After psychological assessment, the Victims and Witness Unit decides that this particular witness is vulnerable and suggests that the Chamber grant special protective measures.  Any visual contact between the witness and Mathieu Ngudjolo is to be avoided and a psychologist will now accompany him when he is answering questions. With a pseudonym and his voice and image distorted, Witness 250 begins his testimony.

“Mr. Witness, let me refer you to a specific point which will be the point of departure for your testimony. I’m referring to the 9th of August, 2002, in Bunia, after the fall of the Lopondo government… Where were you?” asks Eric MacDonald.

The Prosecutor is talking about a time when armed conflict swept across the Ituri territory.  It involved several organised armed groups including the UPC and the Ngiti and Lendu militias, the FNI and the FRPI. In August 2002, the UPC took over the town of Bunia. Non-Hema residents were displaced and fled. Amongst them was Mathieu Ngudjolo, of Lendu ethnicity, and Witness 250, who was a student at the time. Both fled the same direction, towards the village of Zumbe in the Ezekere groupement.

Witness 250 explains how the insecurity spread into the Zumbe area.  The situation led the local leaders to organise defence groups.  “At the start it was done individually. It could be a mother. It could be a child. Everybody organized themselves in their own way to defend that place,” says Witness 250.  “Who were you defending yourselves against at that time?” asks the Prosecutor. “They were soldiers from the UPC,” says the witness. He is talking about the UPC, made up mainly of people from the Hema community.

Witness 250 explains how a military structure gradually developed and how Mathieu Ngudjolo began to consolidate his authority over Lendu fighters in the Zumbe area.  “Our group became more structured and mature, there was one leader. His objective was to bring order to the group. When we became a serious group, it was Ngudjolo who was our leader, Mathieu Ngudjolo….He was he elected by the displaced population. At the beginning, he was a nurse.” Mathieu Ngudjolo was born in the Likoni locality of the Ezekere groupement where he allegedly settled and became involved with Lendu combatants after the UPC´s takeover of Bunia in August 2002. According to the Prosecution, at the time Lubanga´s men took control of Bunia, Mathieu Ngudjolo was working as a nurse in Bunia and Zumbe.
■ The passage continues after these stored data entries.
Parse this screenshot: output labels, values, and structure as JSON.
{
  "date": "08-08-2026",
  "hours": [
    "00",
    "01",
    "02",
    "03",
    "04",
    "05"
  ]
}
As the witness said, when Ngudjolo became leader, different military camps were created in the Bedu-Ezekere area – in Lagura, Kambutso, Adile and in the very centre of Zumbe. “Who was in charge of the soldiers who were at Zumbe?” asks Mr. MacDonald. “At the time, Mathieu Ngudjolo was the highest ranking military officer in charge of them. He was the leader of the fighters of the Bedu-Ezekere groupement,” says the witness.

The Prosecution wants to show that from late 2002 until the joint FNI/FRPI attack on Bogoro on 24 February 2003, Mathieu Ngudjolo and Germain Katanga were the chief commanders of their forces.  They want to prove that both leaders are criminally responsible for the crimes committed “to wipe out” Bogoro, “a common plan devised by the accused and other commanders.”
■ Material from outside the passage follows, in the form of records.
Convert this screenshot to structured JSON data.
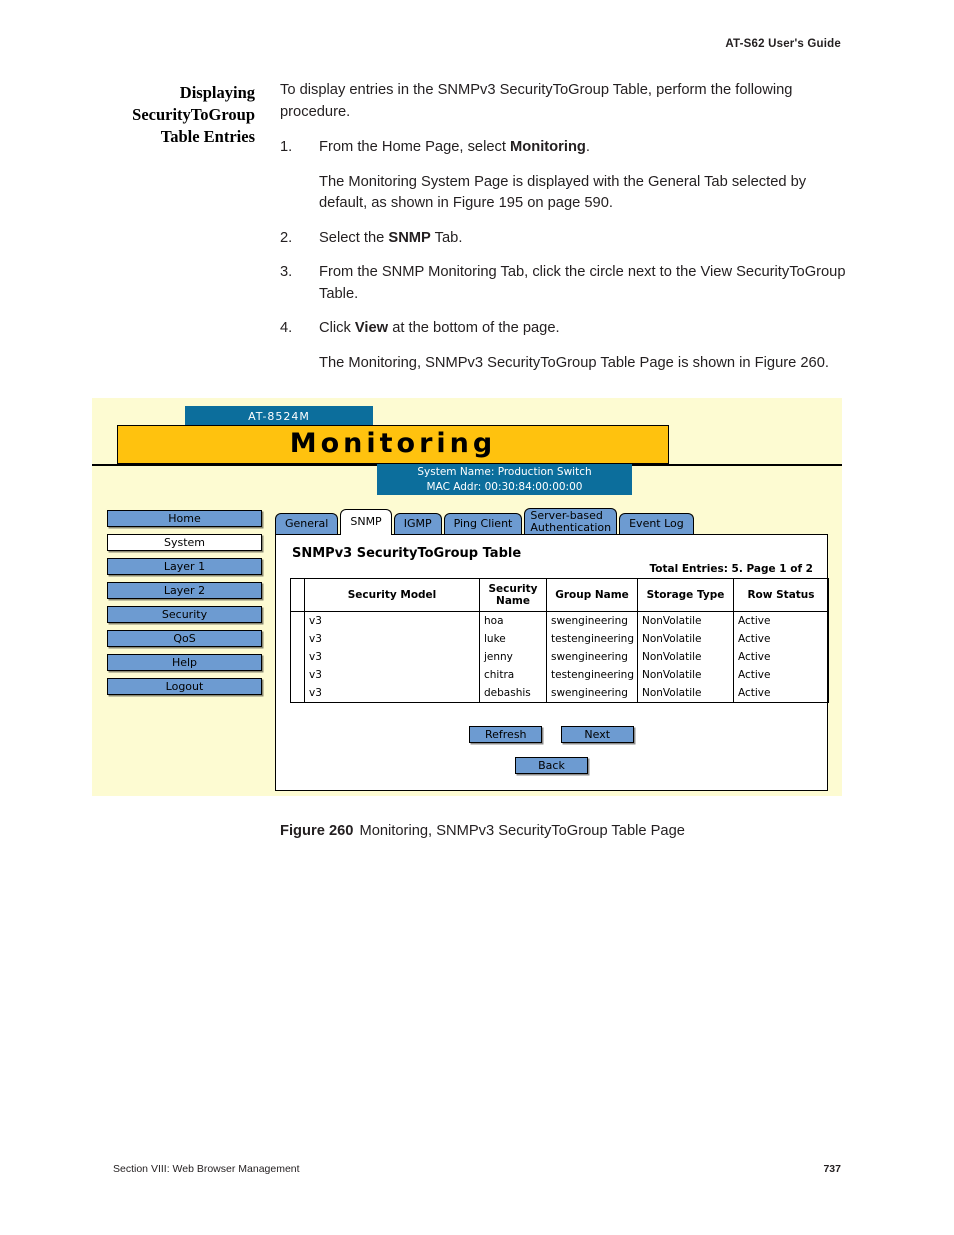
{
  "page": {
    "running_head": "AT-S62  User's Guide",
    "footer_left": "Section VIII: Web Browser Management",
    "footer_page": "737"
  },
  "side_heading": {
    "line1": "Displaying",
    "line2": "SecurityToGroup",
    "line3": "Table Entries"
  },
  "body": {
    "intro_1": "To display entries in the SNMPv3 SecurityToGroup Table, perform the",
    "intro_2": "following procedure.",
    "steps": [
      {
        "num": "1.",
        "text_before": "From the Home Page, select ",
        "bold": "Monitoring",
        "text_after": "."
      },
      {
        "num": "2.",
        "text_before": "Select the ",
        "bold": "SNMP",
        "text_after": " Tab."
      },
      {
        "num": "3.",
        "text_before": "From the SNMP Monitoring Tab, click the circle next to the View SecurityToGroup Table.",
        "bold": "",
        "text_after": ""
      },
      {
        "num": "4.",
        "text_before": "Click ",
        "bold": "View",
        "text_after": " at the bottom of the page."
      }
    ],
    "sub_after_step1": "The Monitoring System Page is displayed with the General Tab selected by default, as shown in Figure 195 on page 590.",
    "sub_after_step4": "The Monitoring, SNMPv3 SecurityToGroup Table Page is shown in Figure 260."
  },
  "figure": {
    "caption_label": "Figure 260",
    "caption_text": "Monitoring, SNMPv3 SecurityToGroup Table Page",
    "device_tab": "AT-8524M",
    "title_banner": "Monitoring",
    "system_name": "System Name: Production Switch",
    "mac_addr": "MAC Addr: 00:30:84:00:00:00",
    "colors": {
      "page_bg": "#fdfbd2",
      "banner_gold": "#ffc20e",
      "deep_blue": "#0c6e9c",
      "button_blue": "#6d9bd1"
    },
    "nav": {
      "items": [
        {
          "label": "Home",
          "selected": false
        },
        {
          "label": "System",
          "selected": true
        },
        {
          "label": "Layer 1",
          "selected": false
        },
        {
          "label": "Layer 2",
          "selected": false
        },
        {
          "label": "Security",
          "selected": false
        },
        {
          "label": "QoS",
          "selected": false
        },
        {
          "label": "Help",
          "selected": false
        },
        {
          "label": "Logout",
          "selected": false
        }
      ]
    },
    "tabs": [
      {
        "label": "General",
        "selected": false
      },
      {
        "label": "SNMP",
        "selected": true
      },
      {
        "label": "IGMP",
        "selected": false
      },
      {
        "label": "Ping Client",
        "selected": false
      },
      {
        "label": "Server-based",
        "label2": "Authentication",
        "selected": false
      },
      {
        "label": "Event Log",
        "selected": false
      }
    ],
    "panel": {
      "title": "SNMPv3 SecurityToGroup Table",
      "entries_line": "Total Entries: 5. Page 1 of 2",
      "columns": [
        "",
        "Security Model",
        "Security Name",
        "Group Name",
        "Storage Type",
        "Row Status"
      ],
      "rows": [
        {
          "select": "",
          "security_model": "v3",
          "security_name": "hoa",
          "group_name": "swengineering",
          "storage_type": "NonVolatile",
          "row_status": "Active"
        },
        {
          "select": "",
          "security_model": "v3",
          "security_name": "luke",
          "group_name": "testengineering",
          "storage_type": "NonVolatile",
          "row_status": "Active"
        },
        {
          "select": "",
          "security_model": "v3",
          "security_name": "jenny",
          "group_name": "swengineering",
          "storage_type": "NonVolatile",
          "row_status": "Active"
        },
        {
          "select": "",
          "security_model": "v3",
          "security_name": "chitra",
          "group_name": "testengineering",
          "storage_type": "NonVolatile",
          "row_status": "Active"
        },
        {
          "select": "",
          "security_model": "v3",
          "security_name": "debashis",
          "group_name": "swengineering",
          "storage_type": "NonVolatile",
          "row_status": "Active"
        }
      ],
      "buttons": {
        "refresh": "Refresh",
        "next": "Next",
        "back": "Back"
      }
    }
  }
}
“Bogoro, it was a kind of fortress,” remembers Witness 250. “It was said, ‘if you are strong come and attack Bogoro.'” The UPC presence in the village was overwhelming. “The number of soldiers was higher than the number of trees,” he says.  Lubanga´s men had set up a military camp in the centre of the village at the Bogoro Institute. But according to the Prosecution, the plan was to destroy not only the UPC camp but the whole village.

Germain Katanga, alleged commander of the Force de Résistance Patriotique en Ituri (FRPI), and Mathieu Ngudjolo Chui, alleged former leader of the Front des Nationalistes et Intégrationnistes (FNI), are accused of three crimes against humanity (murder, sexual slavery and rape) and seven war crimes (using children under the age of 15 to take an active part in hostilities; deliberately directing an attack on a civilian population as such; willful killing; destruction of property; pillaging; sexual slavery and rape). The Prosecution submits that these crimes were committed during and in the aftermath of the assault on Bogoro village on 24 February 2003 as part of a widespread and systematic attack carried out jointly by the FNI and the FRPI against the Hema population in Ituri.